Prison drug treatment vendor waited a year for $1.8M in payments
Every week, inmates at the Southwestern Illinois Correctional Center in East St. Louis receive about 20 hours of drug treatment in the form of classes and group therapy with 25 to 30 inmates.
With the guidance of private vendor Community Education Centers, inmates have to change the behavior that coupled with the addiction led to them being incarcerated, such as burglarizing a house in order to buy drugs.
The substance abuse treatment process, which is tailored for each individual, can last one to three years for inmates, said Anita Bazile-Sawyer, warden of SWICC.
However, services for the 731 drug treatment beds at SWICC, which are among the 1,200 beds provided by the vendor, were not paid for more than a year, according to records obtained by the Belleville News Democrat.
The service provider was among the many providers who have not been paid during the ongoing budget impasse which has added to the ongoing state bill backlog which has reached $12.9 billion, according to the Illinois Comptroller’s office.
The company, which was recently sold, was owed about $1.8 million for services dating back to December 2015.
The service provider bills were finally paid on March 24, said Abdon Pallasch, director of communications for the comptroller’s office.
Every bill in the state is being held up because we have no budget.
Abdon Pallasch
director of communications for Comptroller Susana MendozaHe said there is a six-month to one-year wait on all bills around the state, citing that no balanced budget has been proposed by the governor’s office nor the general assembly, during the budget impasse that has lasted almost two years.
“Every bill in the state is being held up because we have no budget,” Pallasch said.
Pallasch said there are times during the year, such as the holidays when people are buying presents and paying more sales tax, and during March and April when people are paying their income taxes, when the comptroller’s office is able to pay off more bills because of an influx of cash.
“It would be good to get a budget passed before the summer months,” Pallasch said.
He said the comptroller’s office is doing daily triage on which bills to pay.
He added priority of payments is pensions, bondholders and payments for people and services that are under court orders and consent decrees.
“Every month, 90 percent of money is spoken for,” Pallasch said.
Governor Bruce Rauner’s office criticized the order of bills that are paid by the comptroller’s office.
“The order of which payments are made are a question of Comptroller (Susana) Mendoza’s priorities,” said Eleni Demertzis, a spokeswoman for Rauner’s office. “We continue to encourage her to avoid creating a crisis and further harm to service providers by releasing the funds necessary to pay those most in need.”
Pallasch said vouchers for payment of services from the Department of Corrections had not been turned into the comptroller’s office for several months after services were rendered.

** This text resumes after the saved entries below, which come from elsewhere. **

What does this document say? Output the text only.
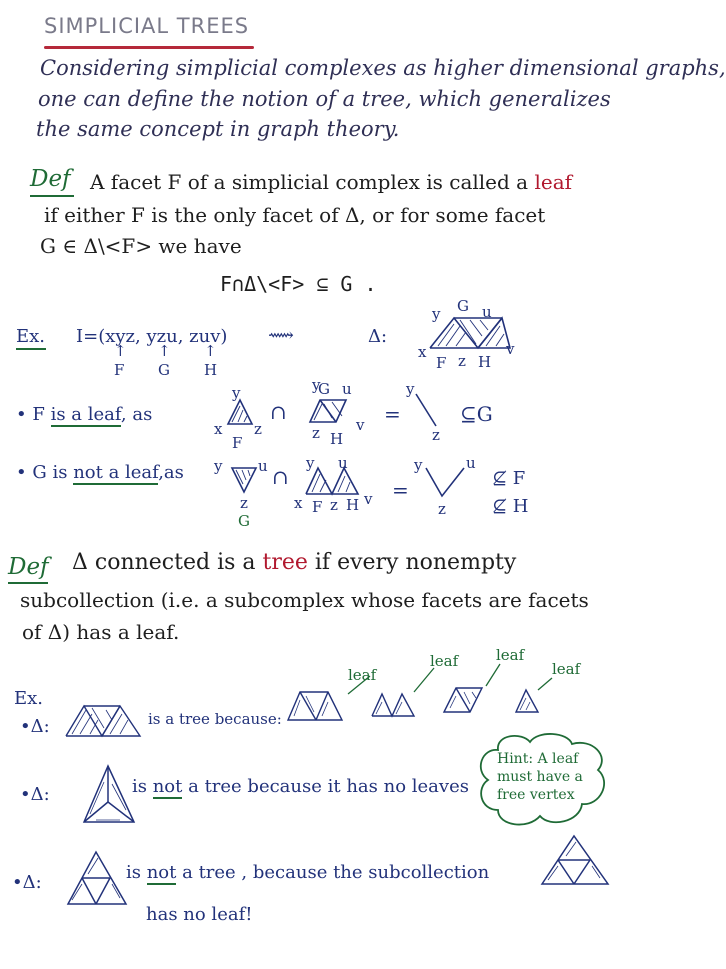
SIMPLICIAL TREES
Considering simplicial complexes as higher dimensional graphs,
one can define the notion of a tree, which generalizes
the same concept in graph theory.
Def A facet F of a simplicial complex is called a leaf
if either F is the only facet of Δ, or for some facet
G ∈ Δ\<F> we have
F∩Δ\<F> ⊆ G .
Ex. I=(xyz, yzu, zuv)
↑ ↑ ↑
F G H
⟿	Δ:
y G u
x	v
F z H
• F is a leaf, as
x
y
z
F
∩
y
G u
v
z H
=
y
z
⊆G
• G is not a leaf,as y u
z
G
∩
y u
x F z H v =
y	u
z
⊈ F
⊈ H
Def Δ connected is a tree if every nonempty
subcollection (i.e. a subcomplex whose facets are facets
of Δ) has a leaf.
Ex.
•Δ:	is a tree because:
leaf
leaf	leaf
leaf
•Δ:	is not a tree because it has no leaves
Hint: A leaf must have a free vertex
•Δ:	is not a tree , because the subcollection
has no leaf!
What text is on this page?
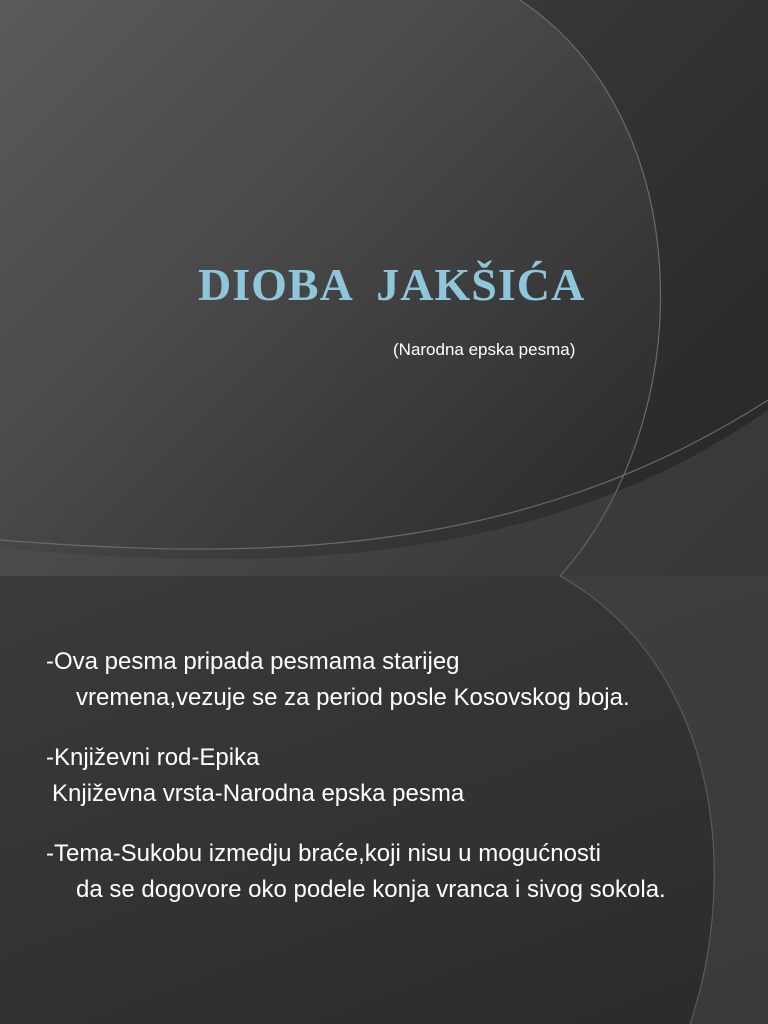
DIOBA  JAKŠIĆA

(Narodna epska pesma)

-Ova pesma pripada pesmama starijeg
vremena,vezuje se za period posle Kosovskog boja.

-Književni rod-Epika
Književna vrsta-Narodna epska pesma

-Tema-Sukobu izmedju braće,koji nisu u mogućnosti
da se dogovore oko podele konja vranca i sivog sokola.
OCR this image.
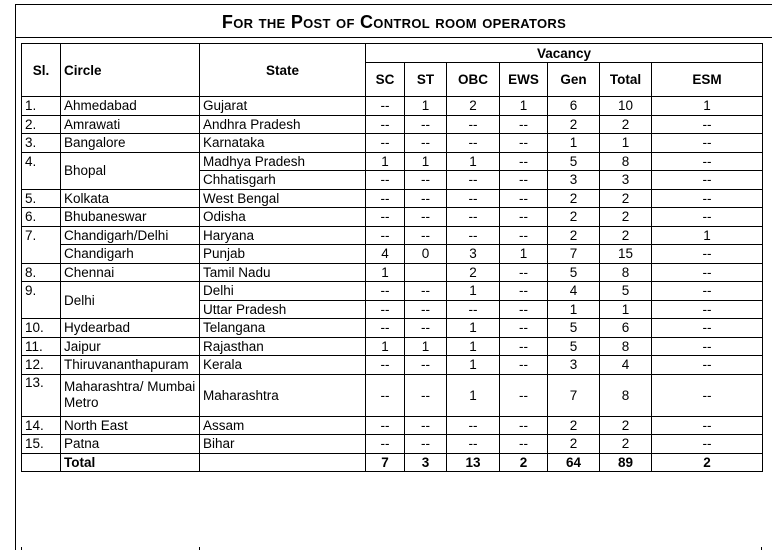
For the Post of Control room operators
Sl.	Circle	State	Vacancy						
			SC	ST	OBC	EWS	Gen	Total	ESM
1.	Ahmedabad	Gujarat	--	1	2	1	6	10	1
2.	Amrawati	Andhra Pradesh	--	--	--	--	2	2	--
3.	Bangalore	Karnataka	--	--	--	--	1	1	--
4.	Bhopal	Madhya Pradesh	1	1	1	--	5	8	--
		Chhatisgarh	--	--	--	--	3	3	--
5.	Kolkata	West Bengal	--	--	--	--	2	2	--
6.	Bhubaneswar	Odisha	--	--	--	--	2	2	--
7.	Chandigarh/Delhi	Haryana	--	--	--	--	2	2	1
	Chandigarh	Punjab	4	0	3	1	7	15	--
8.	Chennai	Tamil Nadu	1		2	--	5	8	--
9.	Delhi	Delhi	--	--	1	--	4	5	--
		Uttar Pradesh	--	--	--	--	1	1	--
10.	Hydearbad	Telangana	--	--	1	--	5	6	--
11.	Jaipur	Rajasthan	1	1	1	--	5	8	--
12.	Thiruvananthapuram	Kerala	--	--	1	--	3	4	--
13.	Maharashtra/ Mumbai Metro	Maharashtra	--	--	1	--	7	8	--
14.	North East	Assam	--	--	--	--	2	2	--
15.	Patna	Bihar	--	--	--	--	2	2	--
	Total		7	3	13	2	64	89	2
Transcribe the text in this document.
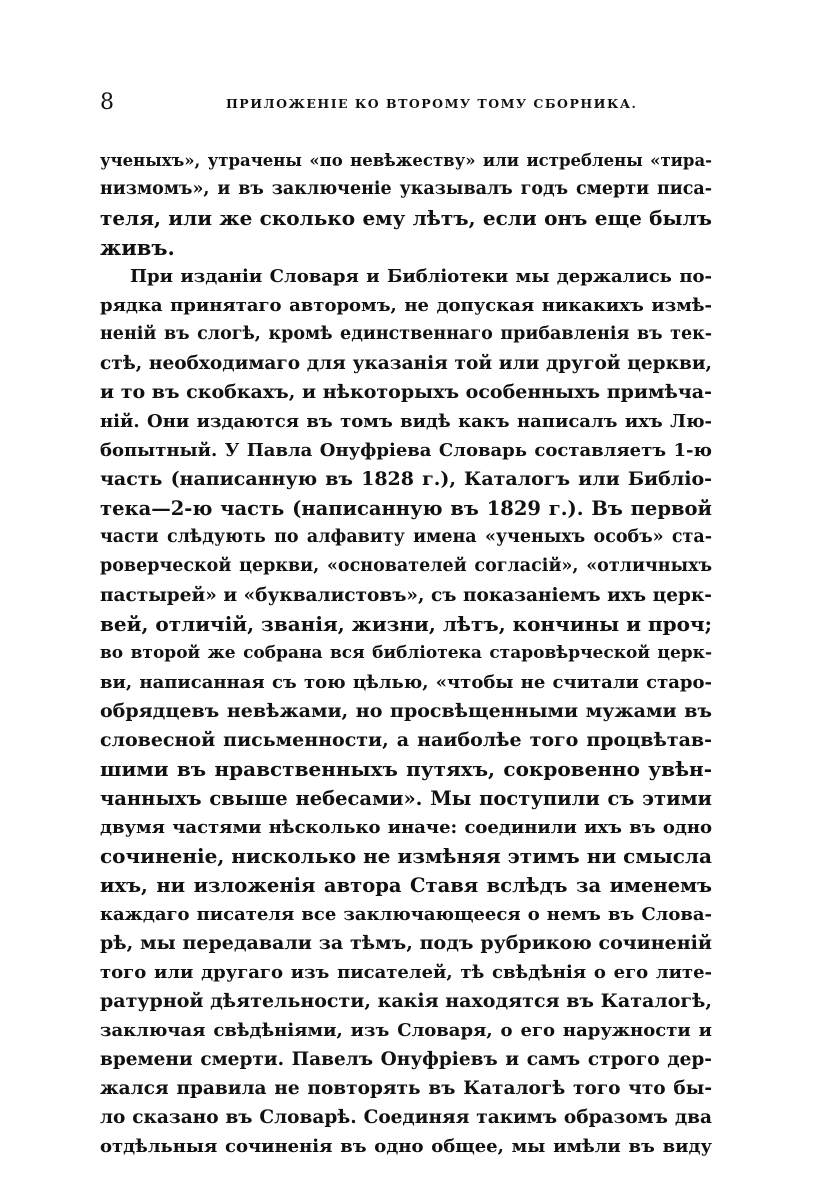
8	ПРИЛОЖЕНІЕ КО ВТОРОМУ ТОМУ СБОРНИКА.
ученыхъ», утрачены «по невѣжеству» или истреблены «тира-
низмомъ», и въ заключеніе указывалъ годъ смерти писа-
теля, или же сколько ему лѣтъ, если онъ еще былъ
живъ.
При изданіи Словаря и Библіотеки мы держались по-
рядка принятаго авторомъ, не допуская никакихъ измѣ-
неній въ слогѣ, кромѣ единственнаго прибавленія въ тек-
стѣ, необходимаго для указанія той или другой церкви,
и то въ скобкахъ, и нѣкоторыхъ особенныхъ примѣча-
ній. Они издаются въ томъ видѣ какъ написалъ ихъ Лю-
бопытный. У Павла Онуфріева Словарь составляетъ 1-ю
часть (написанную въ 1828 г.), Каталогъ или Библіо-
тека—2-ю часть (написанную въ 1829 г.). Въ первой
части слѣдують по алфавиту имена «ученыхъ особъ» ста-
роверческой церкви, «основателей согласій», «отличныхъ
пастырей» и «буквалистовъ», съ показаніемъ ихъ церк-
вей, отличій, званія, жизни, лѣтъ, кончины и проч;
во второй же собрана вся библіотека старовѣрческой церк-
ви, написанная съ тою цѣлью, «чтобы не считали старо-
обрядцевъ невѣжами, но просвѣщенными мужами въ
словесной письменности, а наиболѣе того процвѣтав-
шими въ нравственныхъ путяхъ, сокровенно увѣн-
чанныхъ свыше небесами». Мы поступили съ этими
двумя частями нѣсколько иначе: соединили ихъ въ одно
сочиненіе, нисколько не измѣняя этимъ ни смысла
ихъ, ни изложенія автора Ставя вслѣдъ за именемъ
каждаго писателя все заключающееся о немъ въ Слова-
рѣ, мы передавали за тѣмъ, подъ рубрикою сочиненій
того или другаго изъ писателей, тѣ свѣдѣнія о его литe-
ратурной дѣятельности, какія находятся въ Каталогѣ,
заключая свѣдѣніями, изъ Словаря, о его наружности и
времени смерти. Павелъ Онуфріевъ и самъ строго дер-
жался правила не повторять въ Каталогѣ того что бы-
ло сказано въ Словарѣ. Соединяя такимъ образомъ два
отдѣльныя сочиненія въ одно общее, мы имѣли въ виду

The order of which payments are made are a question of Comptroller Mendoza’s priorities. We continue to encourage her to avoid creating a crisis and further harm to service providers by releasing the funds necessary to pay those most in need.
Eleni Demertzis
a spokeswoman for Governor Bruce Rauner’s officeA sale of Community Education Centers to Florida-based Geo Group was completed Wednesday.
“GEO has a very positive, longstanding relationship with the State of Illinois, and we fully expect that to continue in the future,” said Monica Hook, vice president of strategic marketing. “I am not at liberty to discuss any of the state’s financial obligations.”
Inmates, who usually spend about one to three years in the vendor’s programs, have a lower recidivism rate than those who don’t get into the drug-treatment program.
The statewide recidivism rate is 46 percent. Those who go through the drug-treatment program have a 15 to 22 percent lower recidivism rate, according to the state department of corrections.
In order to be admitted into the program, offenders have to have low risk factors for escape, have a low aggressive potential, and be willing to go through the program, Bazile-Sawyer said.
They get the full assessment when they walk in the door and the treatment plans of what they need to be drug free when they leave here. Again it might not be the same for each offender. It’s not one-size fits all, it’s really tailored to what the offender needs to keep them from coming back here.
Anita Bazille-Sawyer
warden of the Southwestern Illinois Correctional CenterCommunity Education Centers has 60 full-time employees at SWICC including counselors, among other roles. There also are about 250 state employees at the facility, including correctional officers, nurses and other support staff.
Without the provider, there would be a void.
“It really would be pulling out the purpose of Southwestern Illinois Correctional Center,” Bazile-Sawyer said if the services went away. “We are totally (a) substance abuse dedicated treatment facility with the department of corrections. It would leave a void in terms how we treat offenders with those types of problems. It would leave a significant gap in terms of the services that we could provide.”
SWICC even includes a fatherhood program and a family-reunification program to address the dysfunctional family systems that may trigger bad behavior if they’re not fixed when they return.
Bazille-Sawyer said programs offered at SWICC, is like the 12 steps on steroids.
“They get the full assessment when they walk in the door and the treatment plans of what they need to be drug free when they leave here,” Bazille-Sawyer said. “Again it might not be the same for each offender. It’s not one-size fits all, it’s really tailored to what the offender needs to keep them from coming back here.”